Okay. Well, talking about the Superform application, first of all. The forecast volumes under the new contracts are really quite exciting. And provided that they happen in the way that's been indicated, we should see an increase in the revenues out of that business. It is something which is scheduled to impact the second half of next year. That's when the production is scheduled to start. So we won't see the benefit until then. We get benefit from selling tooling, and then there's a gap until the start of production. So we would expect to see an uplift in the results from our Superform business in the second half of next year. And certainly, from a profitability point of view, I would expect that to add at least $1 million to the operating profit in 2017, obviously with a higher run rate as you go into 2018. That's something that we've been looking to do to increase the run rate of Superform for some time.
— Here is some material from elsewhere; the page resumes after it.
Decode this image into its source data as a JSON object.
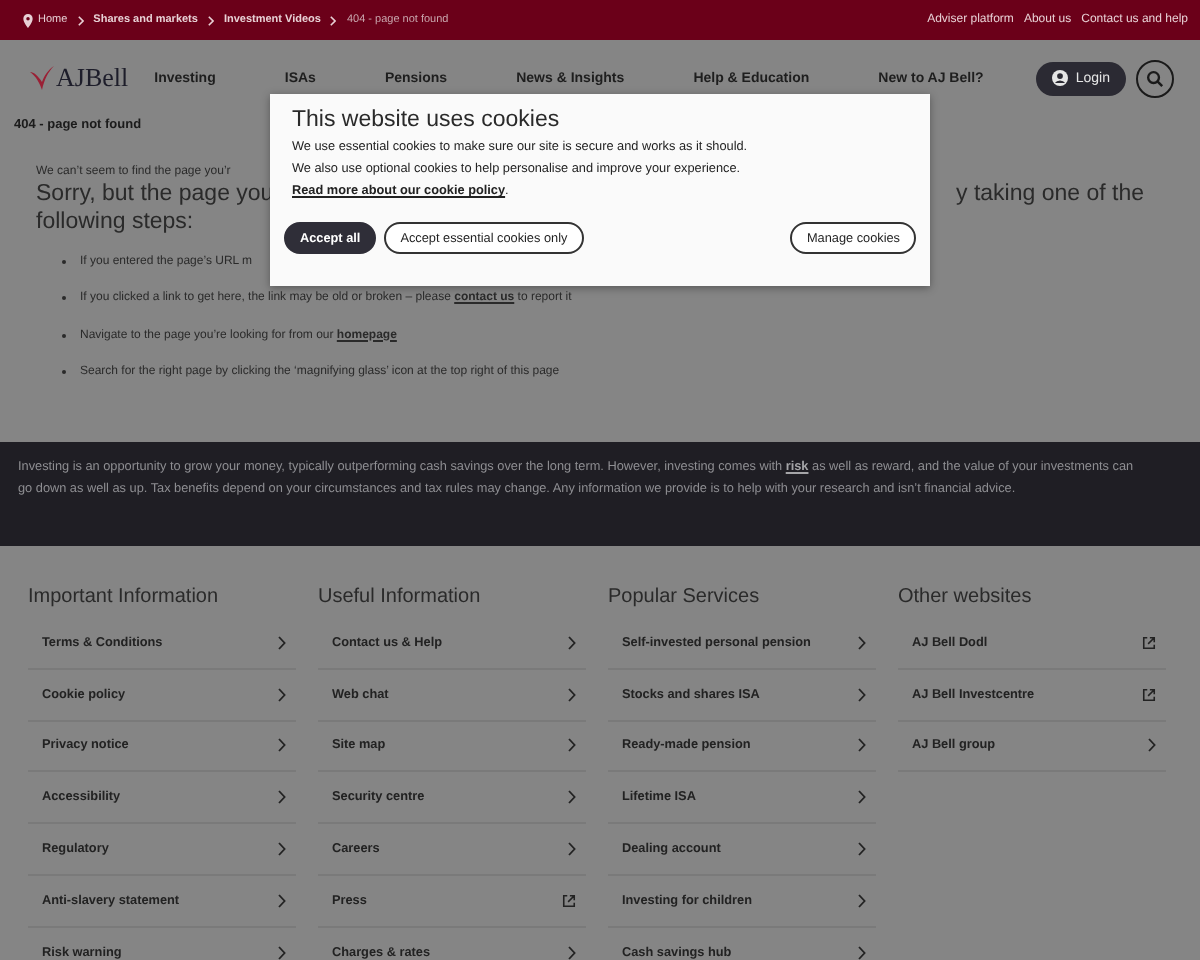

It's basically been capacity-constrained. But with the work that we've done on reducing cycle times and the investments that we're putting in to aid its capacity, we do think that, that is entirely feasible. The new business which we have won is scheduled to deliver that sort of scale of improvement. In the nature of that industry and of our business, we're not usually selling a complete set of panel work for a vehicle. We sell panels, or door assemblies, in this case, for Ferrari based on the particular design on whether it fits our process. So if there is any particularly deep-drawn [ph] aspects, then that favors us. The Ferrari-type volumes are very much in our sweet spot. The full [ph] benefit, of course, is that Ferrari tend to be very, very accurate in terms of the number of cars that they sell. Because they have a very large order book and are very disciplined about chiming [ph] their model base. So we've got a high degree of confidence that, that will happen next year. Albeit that in the automotive sector it's always possible for things to slip by a few months, but we're very confident that it will happen. Sadly, since I've taken so long to answer that part of the question, I forgot what the first part was.

Andrew Beaden

Analyst · KeyBanc.

Stent.

Brian Purves

Analyst · KeyBanc.

The stent, yes. The statement that we got -- I mean, it was really a very big moment for us. But if you'll imagine, in the launch phase, it's pretty small beer. But it's important from our point of view, because it's the start of a revenue stream, of a royalty stream, which obviously in its nature comes in at 100% margin. And we're obviously entirely dependent on how successful BIOTRONIK are with that product. But while we are not medics, the early indications seem extremely promising. We have results seem to be very good to us. And so I'd be very disappointed if that didn't turn into a material revenue stream over the next couple of years. I do expect it to be a significant positive benefit in 2017. The statement was important to us because it sets down there in black and white what the financial arrangements are between us. And everything was entirely in line with what we expected. It's just nice to get that one under our belt.

Philip Gibbs

Analyst · KeyBanc.

So just to reiterate on that, Brian, you are anticipating that the stent business will be nice incremental contributor to next year?

Brian Purves

Analyst · KeyBanc.

Yes, when I said there were a number of things now in the market or in the schedule for 2017, the stent was certainly in there, as indeed is the Superform increasing capacity, and a couple of other medical products that we have -- have had a long gestation period. So I do think that in 2017, we should start to see in aggregate and progressive event.

Operator

Operator

At this time, there are no further questions in queue. I will now turn the conference back to Mr. Brian Purves for closing remarks. This concludes today's conference call. You may now disconnect.